Dental Sleep Treatment Requires a Medical Diagnosis. Or Does it?
Access to sleep diagnostic services are the limiting factor for dental patients who suspect that they have sleep apnea and require sleep treatment. In recent years changes to insurance reimbursement and insurance qualification requirements have only made the issue much worse.
Dr Ward Flemons MD wrote an article for the journal of respiratory and critical care medicine published in 2004, “access to diagnosis and treatment of patients with suspected sleep apnea”. In his article Dr Flemons reviewed the access to sleep diagnostics in five countries.
His analysis of the US sleep field was very telling. Dr Flemons team identified that in 2001 there were 280 million people in the United States. At that time there were estimated to be 1,292 sleep clinics conducting 1.17 million in lab polysomnograms.
This is about 427 PSG’s per 100,000 population. The Veteran’s Health Administration (VHA) was found to be under much more stress than the public hospital system. In 2001 the VHA system cared for 3.75 million veterans with only 55 sleep labs this resulted in only 160 studies per 100,000 patients.
The health risks associated with untreated snoring and sleep apnea are well documented. Hypertension is perhaps the leading condition associated with sleep apnea. Comorbid conditions include heart disease, stroke and diabetes.
As recently report by the AASM “Frost & Sullivan calculated that the annual economic burden of undiagnosed sleep apnea among U.S. adults is approximately $149.6 billion. The estimated costs include $86.9 billion in lost productivity, $26.2 billion in motor vehicle accidents and $6.5 billion in workplace accidents.”
There is no requirement that a dentist initiate treatment however the patient must be advised of the possibility of sleep apnea and a referral to a sleep physician should be made. The challenge is that the access to diagnosis has continued to erode since the early 2000”s when Dr Flemons’ data was collected.
With the change in guidelines by the ADA we now have a total patient population of over 200M people that see their dentist every year being screened for sleep disordered breathing.

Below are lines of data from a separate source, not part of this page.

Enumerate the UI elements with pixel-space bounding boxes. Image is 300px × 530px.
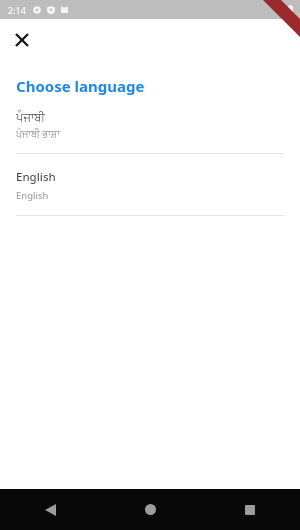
button[interactable]: Back (0, 489, 100, 530)
staticText: 2:14 (8, 4, 26, 16)
button[interactable]: Close (6, 24, 37, 55)
staticText: English (16, 189, 49, 202)
staticText: English (16, 169, 56, 185)
button[interactable]: ਪੰਜਾਬੀ (0, 112, 300, 153)
staticText: Choose language (16, 76, 145, 96)
staticText: ਪੰਜਾਬੀ (16, 112, 45, 123)
staticText: ਪੰਜਾਬੀ ਭਾਸ਼ਾ (16, 127, 60, 140)
button[interactable]: Home (100, 489, 200, 530)
button[interactable]: English (0, 169, 300, 215)
button[interactable]: Recent apps (200, 489, 300, 530)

The ASA says that 48% of these patients snore and 38% report having fallen asleep unintentionally during the day at least once in the last month.
It is clear that treating the patients symptoms as quickly as possible is the prudent choice for the dentist. But how to do this without a medical diagnosis?
The Dental Solution
The answer may be provisional treatment with a provisional mandibular advancement device (PMAD).
Patients with sleep related breathing disorders often present in the dental office with snoring as their primary complaint. And, chronic snoring is often associated with high risk of sleep apnea.
But, sleep apnea is a condition that can be life threatening and is required to be diagnosed by a sleep physician using specialized equipment that is not available everywhere, or is in high demand due to the prevalence of sleep related breathing disorders in the general population. These wait times can result in treatment delays of six months or more.
Therefore it is prudent patient care to treat the patient’s snoring symptoms immediately, in the dental office, and refer for diagnostics and management by a physician as soon as possible. From a medical legal perspective an informed consent document is required to confirm that the patient is aware that they are being treated provisionally, that they understand that their condition has medical risks and they need to consult with a physician.
Dr Ken Berley DDS, JD, a practicing dentist and attorney, has spent some time examining the concept of provisional therapy. He has also prepared an informed consent document that is available for free download
A provisional treatment is fundamentally no different from traditional mandibular advancement therapy for airway management.
The tools and the techniques are in fact the same. The major distinction is that with provisional therapy medical insurance is not an option because there is no diagnosis or prescription for a therapeutic device.
The patient will pay for the therapy out of pocket and cost of the therapy will play a role in treatment acceptance.
Once a diagnosis is made by a sleep physician the dentist can replace the provisional appliance with more durable long term appliance that meets medical insurance reimbursement guidelines and clinical goals established by the dentist and the patient.
From a practice management perspective treatment of patients provisionally will open many more patients up to sleep treatment. It is estimated that there are 2.5 million people in the US that have sleep apnea. The American Academy of Otolaryngology-head and Neck Surgery report that nearly half of adults snore, and over 25 percent are habitual snorers. With an estimated 211M Americans seeing the dentist every year the opportunity for dentists to make a difference in their patients overall health has never been more attainable.